Лукьянов рухнул на кровать в полунадетых джинсах. Да… Как-то он забыл про Эллу. Странно, почему не звонил мобильник. Он вытащил его из кармана. Экран был темным. Отключился. Села батарейка.

Даша вытащила свой мобильник из сумки и сказала:

– Принято двенадцать вызовов Архипова. Я сегодня была у врача, отключала звонок… Так и забыла выйти из тихого режима…

– Я пойду к нему с тобой! – опять начал Иван.

– Нет! – твердо отказала ему она. – Я должна сама.

– И что ты ему скажешь?

– Не знаю еще. Не хочу даже задумываться. Слова придут сами, как только увижу Митю…

Лукьянов застегнул джинсы, обнял ее за плечи и спросил:

– Мы еще увидимся?

Она обернулась и, сузив глаза, вместо ответа спросила:

– Ваня, а ты не боишься, что Архипов убьет тебя? Вспомни, что было… в юности…

– В юности я понял, что ты влюбилась в него, и отошел. Чтобы не мешать… тебе… А сейчас все по-другому. Если ты поняла, что Архипов был ошибкой, что…

Даша закрыла ему рот рукой.

– Я ни в чем еще не уверена! Все то, что было между нами, может и не значить ничего, понимаешь?!

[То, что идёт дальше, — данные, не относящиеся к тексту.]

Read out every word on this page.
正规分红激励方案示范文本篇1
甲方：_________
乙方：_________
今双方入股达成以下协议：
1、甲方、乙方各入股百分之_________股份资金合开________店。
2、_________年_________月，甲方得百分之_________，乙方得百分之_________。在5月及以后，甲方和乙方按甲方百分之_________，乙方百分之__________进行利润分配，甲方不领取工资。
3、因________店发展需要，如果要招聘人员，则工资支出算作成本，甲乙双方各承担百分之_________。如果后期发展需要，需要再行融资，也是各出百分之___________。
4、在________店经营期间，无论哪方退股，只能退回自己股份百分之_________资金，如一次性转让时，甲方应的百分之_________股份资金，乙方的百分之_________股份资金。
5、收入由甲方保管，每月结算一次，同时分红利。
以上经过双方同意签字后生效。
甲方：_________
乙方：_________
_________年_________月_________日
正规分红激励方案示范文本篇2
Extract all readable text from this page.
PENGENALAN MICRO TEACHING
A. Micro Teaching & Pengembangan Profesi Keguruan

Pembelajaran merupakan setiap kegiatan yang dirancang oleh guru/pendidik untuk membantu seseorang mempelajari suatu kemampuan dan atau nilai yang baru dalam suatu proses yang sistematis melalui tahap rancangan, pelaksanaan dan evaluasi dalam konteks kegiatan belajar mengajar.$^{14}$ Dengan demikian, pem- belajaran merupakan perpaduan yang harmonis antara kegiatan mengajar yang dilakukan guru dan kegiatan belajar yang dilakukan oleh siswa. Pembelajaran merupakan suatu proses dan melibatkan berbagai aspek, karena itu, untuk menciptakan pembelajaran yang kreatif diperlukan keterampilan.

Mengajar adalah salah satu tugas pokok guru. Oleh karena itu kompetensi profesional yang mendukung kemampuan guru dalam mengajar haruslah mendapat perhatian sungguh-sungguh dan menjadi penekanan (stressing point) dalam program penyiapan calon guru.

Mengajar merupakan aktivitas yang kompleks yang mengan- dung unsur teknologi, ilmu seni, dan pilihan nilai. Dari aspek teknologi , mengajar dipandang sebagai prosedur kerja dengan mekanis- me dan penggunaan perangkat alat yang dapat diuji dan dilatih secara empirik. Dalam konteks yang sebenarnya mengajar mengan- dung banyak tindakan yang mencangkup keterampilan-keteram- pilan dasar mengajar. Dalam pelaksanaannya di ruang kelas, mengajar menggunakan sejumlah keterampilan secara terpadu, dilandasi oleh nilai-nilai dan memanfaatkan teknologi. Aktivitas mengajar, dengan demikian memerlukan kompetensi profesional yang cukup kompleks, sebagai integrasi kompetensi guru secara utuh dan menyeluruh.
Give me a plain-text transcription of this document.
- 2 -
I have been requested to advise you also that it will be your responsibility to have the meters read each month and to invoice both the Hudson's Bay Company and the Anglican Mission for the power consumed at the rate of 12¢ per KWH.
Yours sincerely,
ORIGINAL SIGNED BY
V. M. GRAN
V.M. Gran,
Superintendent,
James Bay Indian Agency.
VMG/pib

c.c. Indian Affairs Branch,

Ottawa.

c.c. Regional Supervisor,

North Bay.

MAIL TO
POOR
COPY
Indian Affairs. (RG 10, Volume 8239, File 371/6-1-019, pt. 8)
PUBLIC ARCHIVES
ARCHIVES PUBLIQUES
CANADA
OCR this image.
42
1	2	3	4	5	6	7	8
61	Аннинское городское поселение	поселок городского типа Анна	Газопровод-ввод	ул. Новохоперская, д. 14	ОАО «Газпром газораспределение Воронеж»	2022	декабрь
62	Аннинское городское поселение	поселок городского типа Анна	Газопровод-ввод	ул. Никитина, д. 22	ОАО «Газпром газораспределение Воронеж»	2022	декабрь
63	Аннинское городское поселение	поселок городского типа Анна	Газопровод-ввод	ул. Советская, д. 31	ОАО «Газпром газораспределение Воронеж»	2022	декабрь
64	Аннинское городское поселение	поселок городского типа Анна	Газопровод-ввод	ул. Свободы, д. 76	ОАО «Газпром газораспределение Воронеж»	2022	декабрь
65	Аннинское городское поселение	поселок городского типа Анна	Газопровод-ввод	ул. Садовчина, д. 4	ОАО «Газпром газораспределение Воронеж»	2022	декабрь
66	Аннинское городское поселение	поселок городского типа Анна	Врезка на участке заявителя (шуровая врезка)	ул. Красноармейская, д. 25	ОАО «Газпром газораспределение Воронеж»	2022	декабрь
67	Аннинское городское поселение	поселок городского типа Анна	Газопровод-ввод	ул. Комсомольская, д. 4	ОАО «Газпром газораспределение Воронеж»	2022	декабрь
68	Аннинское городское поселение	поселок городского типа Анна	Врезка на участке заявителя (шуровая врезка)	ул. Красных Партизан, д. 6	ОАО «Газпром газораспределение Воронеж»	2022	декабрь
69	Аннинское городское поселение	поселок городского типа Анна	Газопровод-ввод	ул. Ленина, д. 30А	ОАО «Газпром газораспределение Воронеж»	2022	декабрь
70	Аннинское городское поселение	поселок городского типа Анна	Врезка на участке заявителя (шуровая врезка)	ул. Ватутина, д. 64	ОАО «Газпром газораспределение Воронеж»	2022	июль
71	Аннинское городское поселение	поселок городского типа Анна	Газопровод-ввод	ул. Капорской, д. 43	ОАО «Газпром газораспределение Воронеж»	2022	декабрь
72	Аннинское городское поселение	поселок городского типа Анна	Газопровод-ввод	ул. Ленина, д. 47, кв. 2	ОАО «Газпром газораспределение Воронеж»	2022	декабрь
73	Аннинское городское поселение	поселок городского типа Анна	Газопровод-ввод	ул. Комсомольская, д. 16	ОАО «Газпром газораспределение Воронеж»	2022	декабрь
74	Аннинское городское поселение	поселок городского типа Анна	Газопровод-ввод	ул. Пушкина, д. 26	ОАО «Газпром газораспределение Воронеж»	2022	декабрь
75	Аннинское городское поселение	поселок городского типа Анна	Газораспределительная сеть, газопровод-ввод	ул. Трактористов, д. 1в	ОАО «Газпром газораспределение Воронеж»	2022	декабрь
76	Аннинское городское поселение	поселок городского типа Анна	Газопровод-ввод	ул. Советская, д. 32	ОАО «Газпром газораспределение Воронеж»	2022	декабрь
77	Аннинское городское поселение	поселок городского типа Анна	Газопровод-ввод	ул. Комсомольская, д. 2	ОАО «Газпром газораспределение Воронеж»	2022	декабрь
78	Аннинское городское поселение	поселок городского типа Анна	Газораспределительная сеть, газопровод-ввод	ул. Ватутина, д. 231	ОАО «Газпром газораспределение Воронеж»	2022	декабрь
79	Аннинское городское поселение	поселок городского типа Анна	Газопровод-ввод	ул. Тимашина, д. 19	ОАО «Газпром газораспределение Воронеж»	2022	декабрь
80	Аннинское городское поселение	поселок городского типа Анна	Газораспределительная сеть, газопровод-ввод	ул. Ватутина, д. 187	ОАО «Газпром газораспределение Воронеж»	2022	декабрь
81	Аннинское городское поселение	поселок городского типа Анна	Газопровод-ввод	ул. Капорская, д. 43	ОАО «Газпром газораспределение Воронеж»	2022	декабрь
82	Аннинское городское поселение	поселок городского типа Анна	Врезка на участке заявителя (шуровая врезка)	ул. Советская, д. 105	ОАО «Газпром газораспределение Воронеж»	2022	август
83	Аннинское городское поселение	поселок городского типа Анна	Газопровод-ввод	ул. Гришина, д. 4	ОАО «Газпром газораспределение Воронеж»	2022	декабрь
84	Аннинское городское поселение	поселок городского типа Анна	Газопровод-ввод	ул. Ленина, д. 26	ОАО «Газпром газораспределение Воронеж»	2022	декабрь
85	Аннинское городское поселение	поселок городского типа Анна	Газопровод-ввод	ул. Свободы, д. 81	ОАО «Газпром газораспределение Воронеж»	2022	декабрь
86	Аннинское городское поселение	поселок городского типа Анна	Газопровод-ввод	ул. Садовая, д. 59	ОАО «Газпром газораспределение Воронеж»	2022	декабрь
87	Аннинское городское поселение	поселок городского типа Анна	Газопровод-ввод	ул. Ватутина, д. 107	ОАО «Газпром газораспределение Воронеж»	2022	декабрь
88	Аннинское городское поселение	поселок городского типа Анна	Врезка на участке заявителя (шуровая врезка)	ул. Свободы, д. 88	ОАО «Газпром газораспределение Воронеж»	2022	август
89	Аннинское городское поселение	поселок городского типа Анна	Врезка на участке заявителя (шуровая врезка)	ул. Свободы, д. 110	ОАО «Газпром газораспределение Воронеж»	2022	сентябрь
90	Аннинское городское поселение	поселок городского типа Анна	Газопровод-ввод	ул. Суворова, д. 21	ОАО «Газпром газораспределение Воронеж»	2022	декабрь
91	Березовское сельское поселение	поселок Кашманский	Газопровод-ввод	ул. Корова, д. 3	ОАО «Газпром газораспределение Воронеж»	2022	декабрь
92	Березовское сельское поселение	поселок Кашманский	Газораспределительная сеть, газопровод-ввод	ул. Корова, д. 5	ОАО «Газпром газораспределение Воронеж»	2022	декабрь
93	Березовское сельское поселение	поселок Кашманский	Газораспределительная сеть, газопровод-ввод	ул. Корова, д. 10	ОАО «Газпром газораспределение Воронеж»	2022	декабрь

– Нет!! – взорвался он. – Не понимаю! Не хочу понимать!! Я, как и ты, сегодня… изменил… И тоже, хочешь – верь, хочешь – нет, но… впервые! И я точно знаю, почему! Я люблю тебя, Даша! Всегда любил!

– А я не знаю, что толкнуло меня к тебе! Да! Ты прав! Мне тяжело с Архиповым! Я, скорее всего, действительно ошиблась, выйдя за него замуж, но… стоит ли нам с тобой… не знаю…

– Но почему же… Зачем же ты опять выбрала меня, чтобы… наставить рога своему Архипову?!! – опять взвился он.

– Я не выбирала!!! Ты сам пришел! – выкрикнула Даша, схватила со столика свою сумку и выбежала в коридор.

Лукьянов не стал ее догонять. Он со стоном опустился на постель, где только что обнимал самую главную женщину своей жизни.


Дмитрий Архипов нервно курил возле дома, где проживал Лукьянов, Дашкина чертова первая любовь. Хорошо, что сейчас по компьютерной базе данных можно найти в Питере кого угодно. Он, Митя, размажет этого слизняка Ванечку по тротуару возле его же собственного дома! Не впервой! И что Дашку опять к нему потянуло? Он прямым текстом спрашивал жену: «Влюбилась в него снова?», а она все молчком да молчком. Не поймешь, то ли и впрямь втрескалась по новой, то ли хочет его, Митю, посильней уязвить. Если уязвить, то зачем? Что он ей плохого сделал? Он ее всегда любил. Можно сказать, что и не изменял никогда. Так… пару раз в командировке с большого бодуна… Но разве это можно считать изменой? Он практически и не помнит тех баб, с которыми… Да он вообще абсолютно поменял образ жизни, как только встретил Дашу и понял, что влюбился.

До этого Дмитрий был уверен, что все мужчины – существа полигамные. Его раздражали девицы, которые пытались отвести его под венец. До встречи с Дашей он мог встречаться чуть ли не с тремя одновременно и не испытывать при этом никаких угрызений совести. Когда однажды одна из временных пассий неожиданно застала его в постели с другой, он не только не огорчился, а, наоборот, развеселился. Он от души хохотал в голос, когда разнимал девок, вцепившихся друг другу в волосенки. Его веселили и их смешные признания в любви. Кому нужна эта книжная любовь, когда можно безо всяких особых чувств предаваться здоровому сексу. Это он – всегда пожалуйста, а в брачное ярмо – извините, ищете себе других идиотов.